The museum’s response: “No theft, no damage”
The Uffizi management is not standing by and is responding point by point. In a long and stern note, the Galleries deny the Corriere’s alarm: no theft of sensitive information, photographic archive recovered via backup, and security work scheduled well before the attack.
On the most delicate chapter — maps and security codes — the museum’s reply is clear: no security system passwords were stolen because those systems operate on an internal closed circuit; there is no evidence of possession of security maps; and the location of cameras is by definition visible to any visitor who looks up.
Regarding the alleged theft of photographic backups, the Uffizi clarify that the server was not stolen and that the backup performed is complete, with the entire archive fully in the museum’s possession.
The fact remains that the Museum has now rushed the Medici Grand Ducal Treasure to the Bank of Italy’s Florentine vault, walled up some doors, and asked staff for maximum confidentiality.

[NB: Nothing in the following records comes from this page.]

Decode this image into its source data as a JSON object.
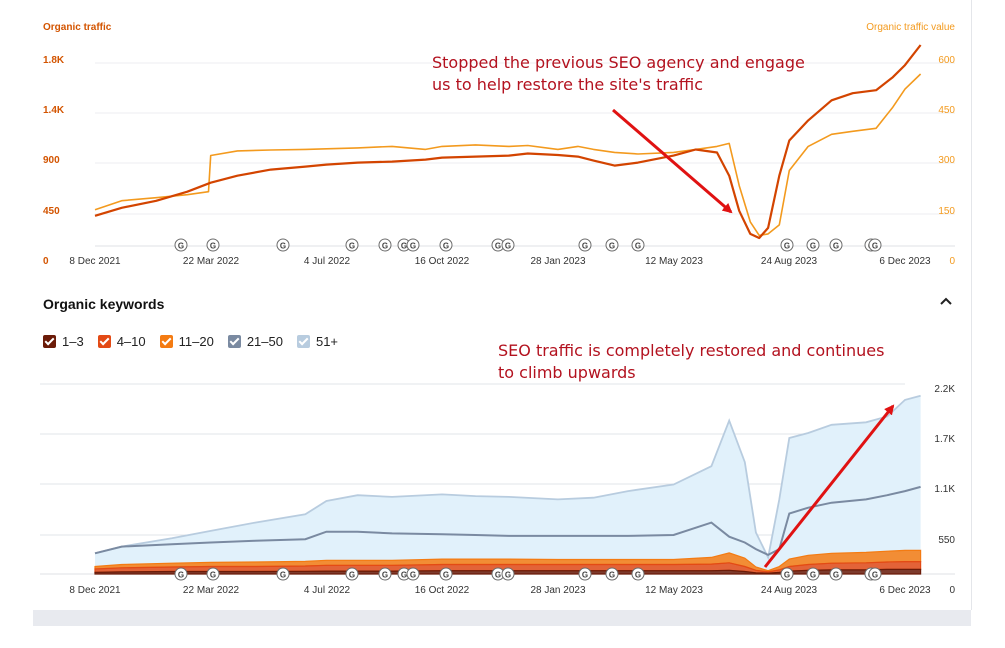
{
  "chart_data": [
    {
      "type": "line",
      "title": "",
      "left_axis_label": "Organic traffic",
      "right_axis_label": "Organic traffic value",
      "x_ticks": [
        "8 Dec 2021",
        "22 Mar 2022",
        "4 Jul 2022",
        "16 Oct 2022",
        "28 Jan 2023",
        "12 May 2023",
        "24 Aug 2023",
        "6 Dec 2023"
      ],
      "ylim": [
        0,
        2000
      ],
      "y_ticks": [
        "450",
        "900",
        "1.4K",
        "1.8K"
      ],
      "y_zero": "0",
      "y2lim": [
        0,
        666
      ],
      "y2_ticks": [
        "150",
        "300",
        "450",
        "600"
      ],
      "y2_zero": "0",
      "grid": true,
      "series": [
        {
          "name": "Organic traffic",
          "axis": "left",
          "color": "#d34400",
          "x": [
            "2021-12-08",
            "2022-01-01",
            "2022-02-01",
            "2022-03-01",
            "2022-03-22",
            "2022-04-15",
            "2022-05-15",
            "2022-06-15",
            "2022-07-04",
            "2022-08-01",
            "2022-09-01",
            "2022-10-01",
            "2022-10-16",
            "2022-11-15",
            "2022-12-15",
            "2023-01-01",
            "2023-01-28",
            "2023-02-15",
            "2023-03-01",
            "2023-03-20",
            "2023-04-10",
            "2023-05-12",
            "2023-06-01",
            "2023-06-20",
            "2023-07-01",
            "2023-07-10",
            "2023-07-20",
            "2023-07-28",
            "2023-08-05",
            "2023-08-15",
            "2023-08-24",
            "2023-09-10",
            "2023-10-01",
            "2023-10-20",
            "2023-11-10",
            "2023-11-25",
            "2023-12-06",
            "2023-12-20"
          ],
          "y": [
            300,
            380,
            450,
            540,
            630,
            700,
            760,
            790,
            810,
            830,
            840,
            860,
            880,
            890,
            900,
            920,
            905,
            890,
            850,
            800,
            830,
            900,
            960,
            930,
            700,
            350,
            120,
            80,
            180,
            700,
            1050,
            1250,
            1450,
            1520,
            1550,
            1680,
            1800,
            2000
          ]
        },
        {
          "name": "Organic traffic value",
          "axis": "right",
          "color": "#f39a1e",
          "x": [
            "2021-12-08",
            "2022-01-01",
            "2022-02-01",
            "2022-03-01",
            "2022-03-20",
            "2022-03-22",
            "2022-04-15",
            "2022-05-15",
            "2022-06-15",
            "2022-07-04",
            "2022-08-01",
            "2022-09-01",
            "2022-10-01",
            "2022-10-16",
            "2022-11-15",
            "2022-12-15",
            "2023-01-01",
            "2023-01-28",
            "2023-02-15",
            "2023-03-01",
            "2023-03-20",
            "2023-04-10",
            "2023-05-12",
            "2023-06-01",
            "2023-06-20",
            "2023-07-01",
            "2023-07-10",
            "2023-07-20",
            "2023-07-28",
            "2023-08-05",
            "2023-08-15",
            "2023-08-24",
            "2023-09-10",
            "2023-10-01",
            "2023-10-20",
            "2023-11-10",
            "2023-11-25",
            "2023-12-06",
            "2023-12-20"
          ],
          "y": [
            120,
            150,
            160,
            170,
            180,
            300,
            315,
            318,
            320,
            322,
            325,
            330,
            320,
            330,
            335,
            330,
            333,
            320,
            330,
            320,
            310,
            305,
            310,
            320,
            330,
            340,
            200,
            80,
            35,
            40,
            70,
            250,
            330,
            370,
            380,
            390,
            460,
            520,
            570
          ]
        }
      ],
      "google_update_markers": "G",
      "annotation": "Stopped the previous SEO agency and engage us to help restore the site's traffic"
    },
    {
      "type": "area",
      "title": "Organic keywords",
      "x_ticks": [
        "8 Dec 2021",
        "22 Mar 2022",
        "4 Jul 2022",
        "16 Oct 2022",
        "28 Jan 2023",
        "12 May 2023",
        "24 Aug 2023",
        "6 Dec 2023"
      ],
      "ylim": [
        0,
        2400
      ],
      "y_ticks": [
        "550",
        "1.1K",
        "1.7K",
        "2.2K"
      ],
      "y_zero": "0",
      "x": [
        "2021-12-08",
        "2022-01-01",
        "2022-02-15",
        "2022-03-22",
        "2022-05-01",
        "2022-06-15",
        "2022-07-04",
        "2022-08-01",
        "2022-09-01",
        "2022-10-16",
        "2022-11-15",
        "2022-12-15",
        "2023-01-28",
        "2023-03-01",
        "2023-04-01",
        "2023-05-12",
        "2023-06-15",
        "2023-07-01",
        "2023-07-15",
        "2023-07-25",
        "2023-08-05",
        "2023-08-15",
        "2023-08-24",
        "2023-09-10",
        "2023-10-01",
        "2023-11-01",
        "2023-11-20",
        "2023-12-06",
        "2023-12-20"
      ],
      "series": [
        {
          "name": "1–3",
          "color": "#6b1b08",
          "values": [
            20,
            25,
            30,
            30,
            30,
            32,
            35,
            35,
            35,
            40,
            40,
            40,
            40,
            40,
            40,
            40,
            40,
            45,
            30,
            15,
            10,
            20,
            35,
            45,
            50,
            50,
            55,
            55,
            55
          ]
        },
        {
          "name": "4–10",
          "color": "#e34a15",
          "values": [
            40,
            50,
            55,
            60,
            60,
            65,
            70,
            70,
            70,
            75,
            75,
            75,
            75,
            75,
            75,
            75,
            80,
            90,
            60,
            30,
            15,
            30,
            55,
            70,
            80,
            85,
            90,
            95,
            95
          ]
        },
        {
          "name": "11–20",
          "color": "#f47b12",
          "values": [
            30,
            40,
            45,
            50,
            55,
            55,
            60,
            60,
            60,
            65,
            65,
            65,
            60,
            60,
            60,
            60,
            80,
            120,
            100,
            40,
            15,
            40,
            90,
            110,
            120,
            125,
            130,
            135,
            135
          ]
        },
        {
          "name": "21–50",
          "color": "#7a8aa1",
          "values": [
            160,
            170,
            180,
            190,
            200,
            220,
            250,
            300,
            290,
            300,
            290,
            280,
            270,
            260,
            280,
            290,
            400,
            300,
            250,
            180,
            150,
            350,
            420,
            460,
            500,
            530,
            560,
            580,
            580
          ]
        },
        {
          "name": "51+",
          "color": "#b8ccdf",
          "values": [
            0,
            0,
            0,
            0,
            0,
            0,
            0,
            0,
            0,
            0,
            0,
            0,
            0,
            0,
            0,
            0,
            0,
            0,
            0,
            0,
            0,
            0,
            0,
            0,
            0,
            0,
            0,
            0,
            0
          ]
        }
      ],
      "totals": [
        250,
        330,
        430,
        520,
        620,
        720,
        880,
        950,
        930,
        960,
        940,
        930,
        900,
        920,
        1000,
        1080,
        1300,
        1850,
        1350,
        500,
        200,
        900,
        1640,
        1700,
        1800,
        1830,
        1900,
        2100,
        2150
      ],
      "mid_line": [
        250,
        330,
        360,
        380,
        400,
        420,
        510,
        510,
        490,
        480,
        470,
        460,
        460,
        460,
        460,
        470,
        620,
        450,
        380,
        300,
        230,
        300,
        730,
        800,
        860,
        900,
        950,
        1000,
        1050
      ],
      "google_update_markers": "G",
      "annotation": "SEO traffic is completely restored and continues to climb upwards"
    }
  ],
  "keywords_section": {
    "title": "Organic keywords"
  },
  "legend": [
    {
      "label": "1–3",
      "color": "#6b1b08"
    },
    {
      "label": "4–10",
      "color": "#e34a15"
    },
    {
      "label": "11–20",
      "color": "#f47b12"
    },
    {
      "label": "21–50",
      "color": "#7a8aa1"
    },
    {
      "label": "51+",
      "color": "#b8ccdf"
    }
  ],
  "annotations": {
    "top_line1": "Stopped the previous SEO agency and engage",
    "top_line2": "us to help restore the site's traffic",
    "bottom_line1": "SEO traffic is completely restored and continues",
    "bottom_line2": "to climb upwards"
  },
  "colors": {
    "traffic": "#d34400",
    "value": "#f39a1e",
    "arrow": "#e01212",
    "annotation_text": "#b3121f",
    "axis_orange": "#d35400",
    "axis_light": "#f39a1e"
  },
  "icons": {
    "collapse": "chevron-up-icon"
  }
}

It seems like a trench-warfare situation, even if the Museum justifies these actions with the start of long-planned construction sites and various ongoing works.
Beyond the bickering between Corriere della Sera and the Museum, the truth, as often happens, may lie somewhere in the middle. The decisive point is the distinction between an attack on work systems and a confirmed compromise of the physical security perimeter: two different levels. The first involves operational continuity, backups, archives, emails, and response capacity. The second would involve alarms, sensors, service routes, and the immediate protection of the artworks.
A national emergency
The matter has reached Parliament: the PD in the Chamber has submitted an inquiry asking Culture Minister Alessandro Giuli to clarify urgently how much the MIC spends on cybersecurity to protect cultural institutions.
Because today, a cyberattack on cultural systems can translate into a form of erosion of national identity, all the more serious in an era where the knowledge and enjoyment of heritage increasingly pass through digital channels.
The human factor: the vulnerability no firewall can fix
As mentioned, the entry point for the cybercriminals was an old piece of software used every day by hundreds of thousands of people worldwide to download photos of masterpieces from the enormous artistic heritage:
“It was one of the few that had not been updated by our IT manager,” say sources inside the museum, according to the publication “Quotidiano Arte”.
A point that highlights a now well-established concept: cybersecurity is, first and foremost, a matter of culture and shared responsibility, and often technology alone is not enough.
Training staff therefore becomes an institutional duty, as much as restoring a fresco or cataloging a collection. Criminals almost always strike out of opportunity: where they find exposed systems, outdated programs, weak identities, and insufficient monitoring. And often those weaknesses are not in the servers, but in the people who use them: an employee clicking on a suspicious email, a shared password, a software update ignored for too long.
In a context of increasingly digitalized institutions, obsolete technologies, inadequate infrastructure, and limited budgets prevent many cultural entities from implementing structured cybersecurity strategies.
But staff training is the first, indispensable line of defense: knowing how to recognize a phishing attempt, understanding why software updates must be installed, and grasping the value of the information handled every day. No technological investment, no matter how multi-million, can compensate for the lack of a security culture spread throughout every level of the organization.